Jury selection commenced Monday in the case against former NFL tight end Kellen Winslow II, who faces a slew of sordid charges that cumulatively could put him behind bars for the rest of his life.
As noted by Dan Wetzel of Yahoo.com, the defense could hinge on the argument that Winslow’s sexual misconduct resulted from mental illness sparked by brain trauma from playing football. (As noted by 10news.com, the defense plans to call a pair of psychiatrists to testify, but the substance of their expected testimony isn’t yet known.)
If Winslow pursues this strategy, he’ll essentially be admitting that he’s guilty — but disputing that he’s legally responsible for the crimes. Wetzel suggests that Winslow’s lawyers could try to blame the aberrant behavior on football.
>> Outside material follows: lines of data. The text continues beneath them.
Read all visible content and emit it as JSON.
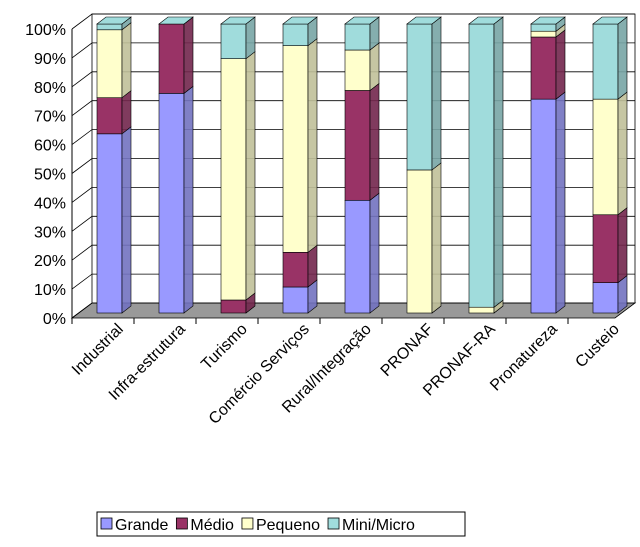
{
  "chart_data": {
    "type": "stacked_bar_3d",
    "categories": [
      "Industrial",
      "Infra-estrutura",
      "Turismo",
      "Comércio Serviços",
      "Rural/Integração",
      "PRONAF",
      "PRONAF-RA",
      "Pronatureza",
      "Custeio"
    ],
    "series": [
      {
        "name": "Grande",
        "color": "#9999FF",
        "values": [
          62,
          76,
          0,
          9,
          39,
          0,
          0,
          74,
          10.5
        ]
      },
      {
        "name": "Médio",
        "color": "#993366",
        "values": [
          12.5,
          24,
          4.5,
          12,
          38,
          0,
          0,
          21.5,
          23.5
        ]
      },
      {
        "name": "Pequeno",
        "color": "#FFFFCC",
        "values": [
          23.5,
          0,
          83.5,
          71.5,
          14,
          49.5,
          2,
          2,
          40
        ]
      },
      {
        "name": "Mini/Micro",
        "color": "#A0DCDC",
        "values": [
          2,
          0,
          12,
          7.5,
          9,
          50.5,
          98,
          2.5,
          26
        ]
      }
    ],
    "ylim": [
      0,
      100
    ],
    "yticks": [
      {
        "value": 0,
        "label": "0%"
      },
      {
        "value": 10,
        "label": "10%"
      },
      {
        "value": 20,
        "label": "20%"
      },
      {
        "value": 30,
        "label": "30%"
      },
      {
        "value": 40,
        "label": "40%"
      },
      {
        "value": 50,
        "label": "50%"
      },
      {
        "value": 60,
        "label": "60%"
      },
      {
        "value": 70,
        "label": "70%"
      },
      {
        "value": 80,
        "label": "80%"
      },
      {
        "value": 90,
        "label": "90%"
      },
      {
        "value": 100,
        "label": "100%"
      }
    ],
    "grid": true
  }
}
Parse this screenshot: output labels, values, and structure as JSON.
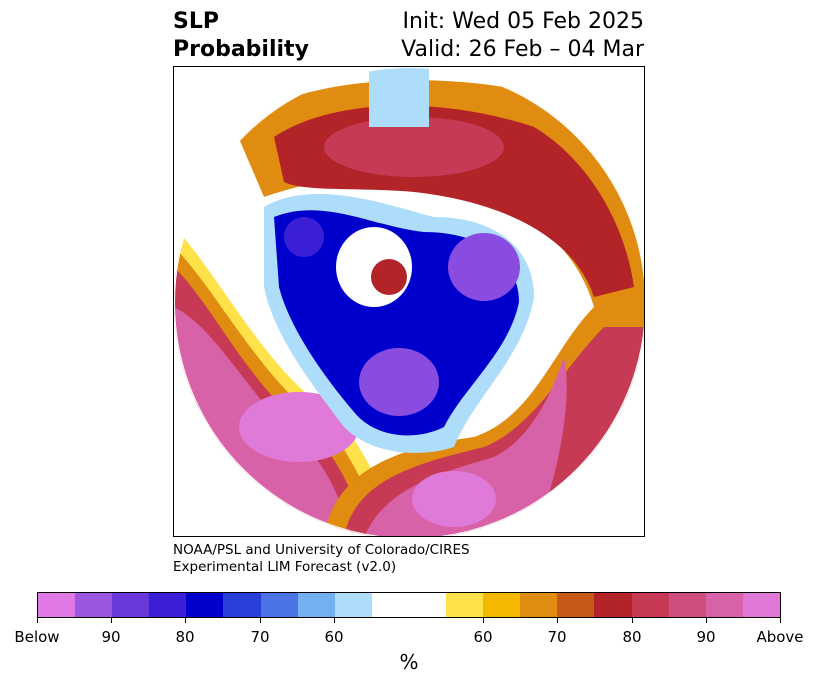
{
  "header": {
    "variable": "SLP",
    "subtitle": "Probability",
    "init": "Init: Wed 05 Feb 2025",
    "valid": "Valid: 26 Feb – 04 Mar"
  },
  "credit": {
    "line1": "NOAA/PSL and University of Colorado/CIRES",
    "line2": "Experimental LIM Forecast (v2.0)"
  },
  "colorbar": {
    "units": "%",
    "tick_labels": [
      "Below",
      "90",
      "80",
      "70",
      "60",
      "60",
      "70",
      "80",
      "90",
      "Above"
    ],
    "colors": [
      "#e079e6",
      "#9b57e2",
      "#6a39dc",
      "#3a1fd6",
      "#0000cc",
      "#2840d8",
      "#4c74e6",
      "#72b0f2",
      "#aedcfb",
      "#ffffff",
      "#ffe24a",
      "#f5b800",
      "#e08c10",
      "#c85a18",
      "#b22428",
      "#c63a56",
      "#cf4e80",
      "#d862a8",
      "#e078d8"
    ]
  },
  "map": {
    "projection": "north-polar-stereographic",
    "colors": {
      "pink": "#d862a8",
      "magenta": "#e07ad8",
      "red": "#b22428",
      "rose": "#c63a56",
      "orange": "#e08c10",
      "yellow": "#ffe24a",
      "blue": "#0000cc",
      "purple": "#8a4be0",
      "lightblue": "#aedcfb"
    }
  }
}
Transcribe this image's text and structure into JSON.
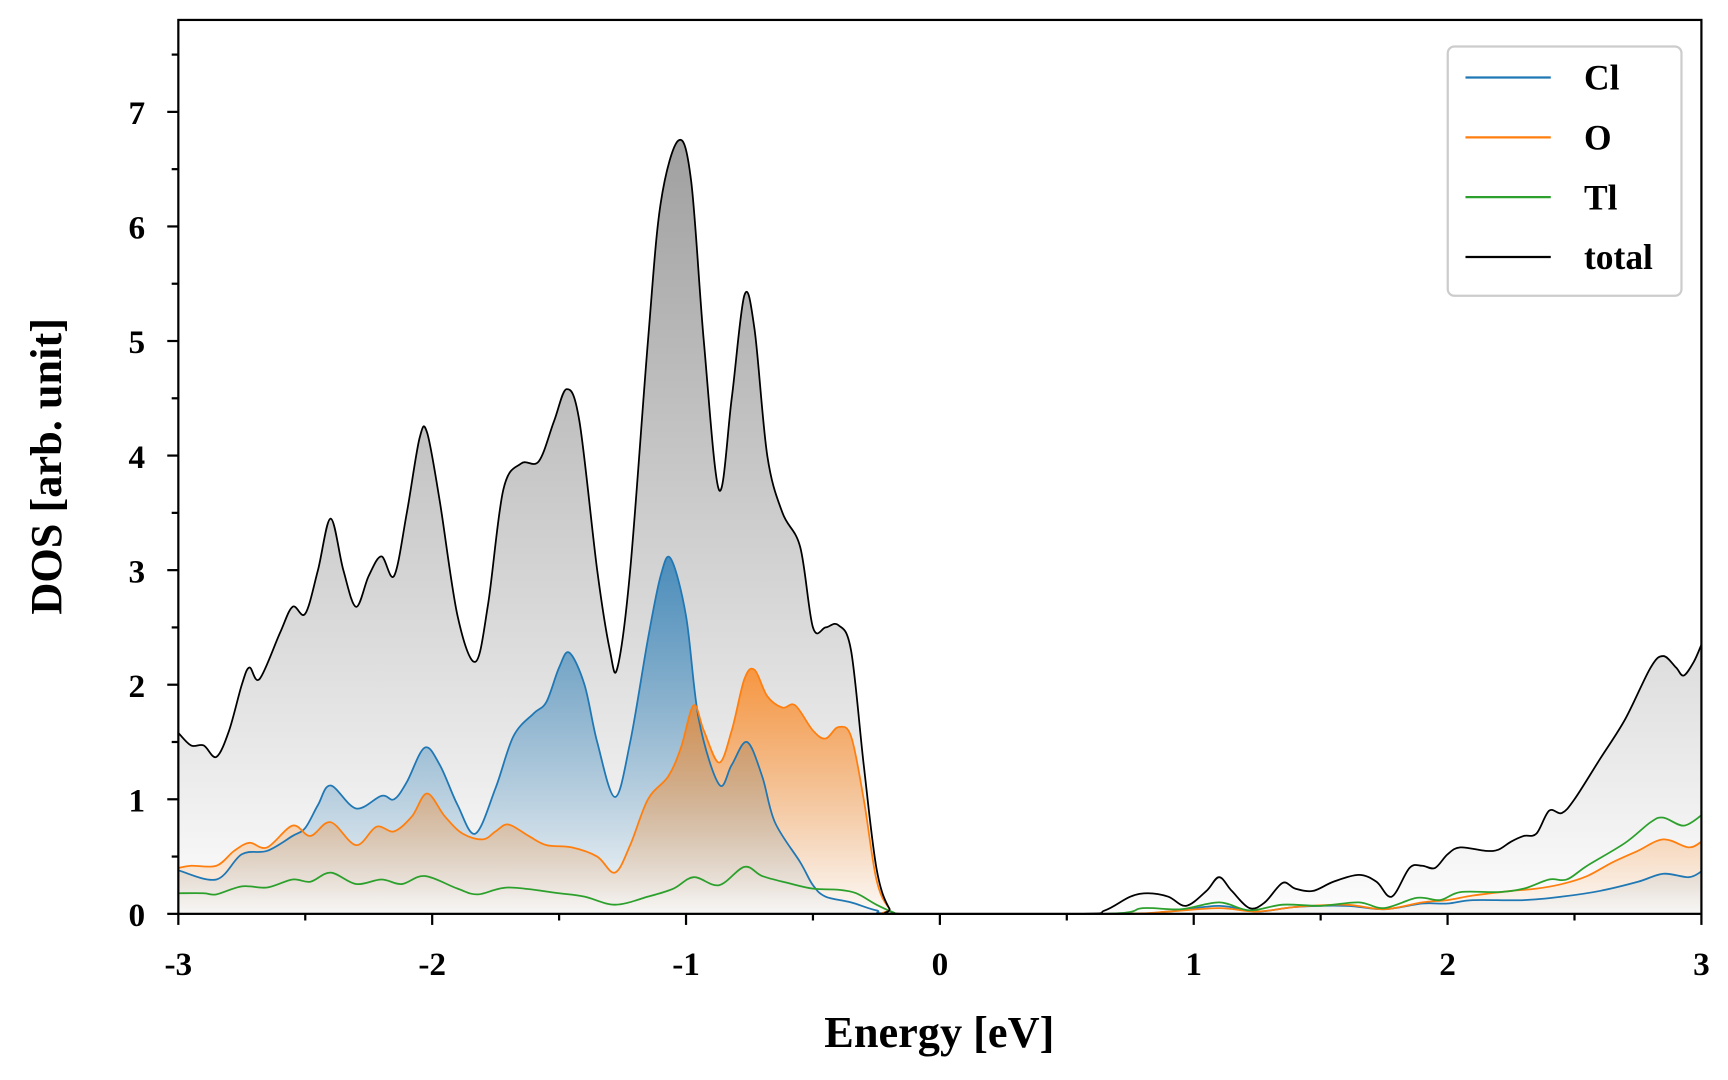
{
  "chart_data": {
    "type": "area",
    "title": "",
    "xlabel": "Energy [eV]",
    "ylabel": "DOS [arb. unit]",
    "xlim": [
      -3,
      3
    ],
    "ylim": [
      0,
      7.75
    ],
    "xticks": [
      -3,
      -2,
      -1,
      0,
      1,
      2,
      3
    ],
    "xtick_labels": [
      "-3",
      "-2",
      "-1",
      "0",
      "1",
      "2",
      "3"
    ],
    "yticks": [
      0,
      1,
      2,
      3,
      4,
      5,
      6,
      7
    ],
    "ytick_labels": [
      "0",
      "1",
      "2",
      "3",
      "4",
      "5",
      "6",
      "7"
    ],
    "grid": false,
    "legend_position": "top-right",
    "series": [
      {
        "name": "Cl",
        "color": "#1f77b4",
        "fill": true,
        "points": [
          [
            -3,
            0.38
          ],
          [
            -2.85,
            0.3
          ],
          [
            -2.75,
            0.52
          ],
          [
            -2.65,
            0.55
          ],
          [
            -2.55,
            0.68
          ],
          [
            -2.5,
            0.75
          ],
          [
            -2.45,
            0.95
          ],
          [
            -2.4,
            1.12
          ],
          [
            -2.3,
            0.92
          ],
          [
            -2.2,
            1.03
          ],
          [
            -2.15,
            1.0
          ],
          [
            -2.1,
            1.15
          ],
          [
            -2.03,
            1.45
          ],
          [
            -1.97,
            1.3
          ],
          [
            -1.9,
            0.95
          ],
          [
            -1.83,
            0.7
          ],
          [
            -1.75,
            1.1
          ],
          [
            -1.68,
            1.55
          ],
          [
            -1.6,
            1.75
          ],
          [
            -1.55,
            1.85
          ],
          [
            -1.5,
            2.15
          ],
          [
            -1.46,
            2.28
          ],
          [
            -1.4,
            2.0
          ],
          [
            -1.35,
            1.5
          ],
          [
            -1.28,
            1.02
          ],
          [
            -1.22,
            1.5
          ],
          [
            -1.15,
            2.4
          ],
          [
            -1.1,
            2.95
          ],
          [
            -1.06,
            3.1
          ],
          [
            -1.0,
            2.6
          ],
          [
            -0.95,
            1.7
          ],
          [
            -0.87,
            1.13
          ],
          [
            -0.82,
            1.3
          ],
          [
            -0.76,
            1.5
          ],
          [
            -0.7,
            1.2
          ],
          [
            -0.65,
            0.8
          ],
          [
            -0.55,
            0.45
          ],
          [
            -0.5,
            0.25
          ],
          [
            -0.45,
            0.15
          ],
          [
            -0.35,
            0.1
          ],
          [
            -0.25,
            0.03
          ],
          [
            -0.15,
            0
          ],
          [
            0.7,
            0
          ],
          [
            0.9,
            0.02
          ],
          [
            1.1,
            0.07
          ],
          [
            1.25,
            0.02
          ],
          [
            1.4,
            0.06
          ],
          [
            1.6,
            0.07
          ],
          [
            1.75,
            0.04
          ],
          [
            1.9,
            0.09
          ],
          [
            2.0,
            0.09
          ],
          [
            2.1,
            0.12
          ],
          [
            2.3,
            0.12
          ],
          [
            2.45,
            0.15
          ],
          [
            2.6,
            0.2
          ],
          [
            2.75,
            0.28
          ],
          [
            2.85,
            0.35
          ],
          [
            2.95,
            0.32
          ],
          [
            3.0,
            0.37
          ]
        ]
      },
      {
        "name": "O",
        "color": "#ff7f0e",
        "fill": true,
        "points": [
          [
            -3,
            0.4
          ],
          [
            -2.95,
            0.42
          ],
          [
            -2.85,
            0.42
          ],
          [
            -2.78,
            0.55
          ],
          [
            -2.72,
            0.62
          ],
          [
            -2.65,
            0.58
          ],
          [
            -2.55,
            0.77
          ],
          [
            -2.48,
            0.68
          ],
          [
            -2.4,
            0.8
          ],
          [
            -2.3,
            0.6
          ],
          [
            -2.22,
            0.76
          ],
          [
            -2.15,
            0.72
          ],
          [
            -2.08,
            0.85
          ],
          [
            -2.02,
            1.05
          ],
          [
            -1.95,
            0.85
          ],
          [
            -1.88,
            0.7
          ],
          [
            -1.8,
            0.65
          ],
          [
            -1.75,
            0.72
          ],
          [
            -1.7,
            0.78
          ],
          [
            -1.62,
            0.68
          ],
          [
            -1.55,
            0.6
          ],
          [
            -1.45,
            0.58
          ],
          [
            -1.35,
            0.5
          ],
          [
            -1.28,
            0.36
          ],
          [
            -1.22,
            0.6
          ],
          [
            -1.15,
            1.0
          ],
          [
            -1.07,
            1.2
          ],
          [
            -1.02,
            1.45
          ],
          [
            -0.97,
            1.82
          ],
          [
            -0.93,
            1.6
          ],
          [
            -0.87,
            1.32
          ],
          [
            -0.82,
            1.6
          ],
          [
            -0.77,
            2.05
          ],
          [
            -0.73,
            2.13
          ],
          [
            -0.68,
            1.9
          ],
          [
            -0.62,
            1.8
          ],
          [
            -0.57,
            1.82
          ],
          [
            -0.5,
            1.6
          ],
          [
            -0.45,
            1.53
          ],
          [
            -0.4,
            1.63
          ],
          [
            -0.35,
            1.55
          ],
          [
            -0.3,
            1.0
          ],
          [
            -0.25,
            0.3
          ],
          [
            -0.2,
            0.05
          ],
          [
            -0.15,
            0
          ],
          [
            0.7,
            0
          ],
          [
            0.9,
            0.02
          ],
          [
            1.1,
            0.05
          ],
          [
            1.25,
            0.02
          ],
          [
            1.4,
            0.06
          ],
          [
            1.6,
            0.08
          ],
          [
            1.75,
            0.04
          ],
          [
            1.9,
            0.1
          ],
          [
            2.0,
            0.12
          ],
          [
            2.1,
            0.16
          ],
          [
            2.25,
            0.2
          ],
          [
            2.35,
            0.22
          ],
          [
            2.45,
            0.26
          ],
          [
            2.55,
            0.33
          ],
          [
            2.65,
            0.45
          ],
          [
            2.75,
            0.55
          ],
          [
            2.85,
            0.65
          ],
          [
            2.95,
            0.58
          ],
          [
            3.0,
            0.63
          ]
        ]
      },
      {
        "name": "Tl",
        "color": "#2ca02c",
        "fill": false,
        "points": [
          [
            -3,
            0.18
          ],
          [
            -2.9,
            0.18
          ],
          [
            -2.85,
            0.17
          ],
          [
            -2.75,
            0.24
          ],
          [
            -2.65,
            0.23
          ],
          [
            -2.55,
            0.3
          ],
          [
            -2.48,
            0.28
          ],
          [
            -2.4,
            0.36
          ],
          [
            -2.3,
            0.26
          ],
          [
            -2.2,
            0.3
          ],
          [
            -2.12,
            0.26
          ],
          [
            -2.03,
            0.33
          ],
          [
            -1.9,
            0.22
          ],
          [
            -1.82,
            0.17
          ],
          [
            -1.7,
            0.23
          ],
          [
            -1.5,
            0.18
          ],
          [
            -1.4,
            0.15
          ],
          [
            -1.28,
            0.08
          ],
          [
            -1.15,
            0.15
          ],
          [
            -1.05,
            0.22
          ],
          [
            -0.97,
            0.32
          ],
          [
            -0.87,
            0.25
          ],
          [
            -0.77,
            0.41
          ],
          [
            -0.7,
            0.33
          ],
          [
            -0.6,
            0.27
          ],
          [
            -0.5,
            0.22
          ],
          [
            -0.4,
            0.21
          ],
          [
            -0.33,
            0.18
          ],
          [
            -0.25,
            0.08
          ],
          [
            -0.18,
            0.01
          ],
          [
            -0.15,
            0
          ],
          [
            0.65,
            0
          ],
          [
            0.8,
            0.05
          ],
          [
            0.95,
            0.04
          ],
          [
            1.1,
            0.1
          ],
          [
            1.22,
            0.03
          ],
          [
            1.35,
            0.08
          ],
          [
            1.5,
            0.07
          ],
          [
            1.65,
            0.1
          ],
          [
            1.75,
            0.05
          ],
          [
            1.88,
            0.14
          ],
          [
            1.97,
            0.12
          ],
          [
            2.05,
            0.19
          ],
          [
            2.2,
            0.19
          ],
          [
            2.3,
            0.22
          ],
          [
            2.4,
            0.3
          ],
          [
            2.47,
            0.3
          ],
          [
            2.55,
            0.42
          ],
          [
            2.7,
            0.62
          ],
          [
            2.8,
            0.8
          ],
          [
            2.85,
            0.84
          ],
          [
            2.93,
            0.77
          ],
          [
            3.0,
            0.86
          ]
        ]
      },
      {
        "name": "total",
        "color": "#000000",
        "fill": true,
        "points": [
          [
            -3,
            1.58
          ],
          [
            -2.95,
            1.47
          ],
          [
            -2.9,
            1.47
          ],
          [
            -2.85,
            1.37
          ],
          [
            -2.8,
            1.6
          ],
          [
            -2.75,
            2.0
          ],
          [
            -2.72,
            2.15
          ],
          [
            -2.68,
            2.05
          ],
          [
            -2.6,
            2.45
          ],
          [
            -2.55,
            2.68
          ],
          [
            -2.5,
            2.62
          ],
          [
            -2.45,
            3.0
          ],
          [
            -2.4,
            3.45
          ],
          [
            -2.35,
            3.0
          ],
          [
            -2.3,
            2.68
          ],
          [
            -2.25,
            2.95
          ],
          [
            -2.2,
            3.12
          ],
          [
            -2.15,
            2.95
          ],
          [
            -2.1,
            3.5
          ],
          [
            -2.05,
            4.15
          ],
          [
            -2.02,
            4.2
          ],
          [
            -1.97,
            3.6
          ],
          [
            -1.9,
            2.6
          ],
          [
            -1.83,
            2.2
          ],
          [
            -1.78,
            2.7
          ],
          [
            -1.72,
            3.7
          ],
          [
            -1.65,
            3.93
          ],
          [
            -1.58,
            3.95
          ],
          [
            -1.52,
            4.3
          ],
          [
            -1.47,
            4.58
          ],
          [
            -1.42,
            4.3
          ],
          [
            -1.35,
            3.0
          ],
          [
            -1.3,
            2.3
          ],
          [
            -1.27,
            2.15
          ],
          [
            -1.22,
            3.0
          ],
          [
            -1.15,
            5.0
          ],
          [
            -1.1,
            6.2
          ],
          [
            -1.03,
            6.75
          ],
          [
            -0.98,
            6.4
          ],
          [
            -0.93,
            5.0
          ],
          [
            -0.87,
            3.7
          ],
          [
            -0.82,
            4.5
          ],
          [
            -0.77,
            5.4
          ],
          [
            -0.73,
            5.1
          ],
          [
            -0.68,
            4.0
          ],
          [
            -0.62,
            3.5
          ],
          [
            -0.55,
            3.2
          ],
          [
            -0.5,
            2.5
          ],
          [
            -0.45,
            2.5
          ],
          [
            -0.4,
            2.52
          ],
          [
            -0.35,
            2.3
          ],
          [
            -0.3,
            1.3
          ],
          [
            -0.25,
            0.4
          ],
          [
            -0.2,
            0.05
          ],
          [
            -0.15,
            0
          ],
          [
            0.55,
            0
          ],
          [
            0.65,
            0.03
          ],
          [
            0.75,
            0.15
          ],
          [
            0.82,
            0.18
          ],
          [
            0.9,
            0.15
          ],
          [
            0.97,
            0.07
          ],
          [
            1.05,
            0.2
          ],
          [
            1.1,
            0.32
          ],
          [
            1.15,
            0.2
          ],
          [
            1.22,
            0.05
          ],
          [
            1.28,
            0.1
          ],
          [
            1.35,
            0.27
          ],
          [
            1.4,
            0.22
          ],
          [
            1.47,
            0.2
          ],
          [
            1.55,
            0.28
          ],
          [
            1.65,
            0.34
          ],
          [
            1.72,
            0.28
          ],
          [
            1.78,
            0.15
          ],
          [
            1.85,
            0.4
          ],
          [
            1.9,
            0.42
          ],
          [
            1.95,
            0.4
          ],
          [
            2.0,
            0.52
          ],
          [
            2.05,
            0.58
          ],
          [
            2.15,
            0.55
          ],
          [
            2.2,
            0.56
          ],
          [
            2.25,
            0.63
          ],
          [
            2.3,
            0.68
          ],
          [
            2.35,
            0.7
          ],
          [
            2.4,
            0.9
          ],
          [
            2.45,
            0.88
          ],
          [
            2.5,
            1.0
          ],
          [
            2.6,
            1.35
          ],
          [
            2.7,
            1.7
          ],
          [
            2.8,
            2.15
          ],
          [
            2.85,
            2.25
          ],
          [
            2.9,
            2.15
          ],
          [
            2.93,
            2.08
          ],
          [
            2.97,
            2.2
          ],
          [
            3.0,
            2.35
          ]
        ]
      }
    ]
  }
}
It won’t be easy to make the connection, especially since there’s no way to prove that Winslow suffers from Chronic Traumatic Encephelopathy, because there’s still no test for detecting it in living patients. (Even if it could be detected, there’s not enough research as to what it means to have it.) Ultimately, however, the warped reality that regularly unfolds in open court entails one side finding an expert witness who for a fee will provide testimony supporting a point and the other side finding an expert witness who for a few will provide testimony opposing that point.
In the end, the opinions cancel each other out but the jury has a vehicle for showing mercy, regardless of whether there’s any validity to the notion that football made Winslow do the things he allegedly has done.
Opening statements are due to begin on May 20, and at that point Winslow’s lawyers will begin to outline their theory of the case. Given the perils of presenting a “he didn’t do it but if he did it football made him do it” defense, Winslow’s lawyers could essentially concede factual guilt but make the trial about avoiding a finding of legal guilt, by claiming that Winslow’s actions were the product of cranial dysfunction caused by repeated blows to the head.
Will that be “bad for football” if it happens? The sports media’s anti-football crowd will claim that it is, but the reality is that Winslow’s lawyers, faced with apparently overwhelming evidence of guilt, are simply throwing the equivalent of a legal Hail Mary pass, trying to come up with something/anything that could spare Winslow from spending most if not all of the rest of his life behind bars. Whether the facts actually support the argument is immaterial to the question of whether the argument is simply the best/only argument the defense has.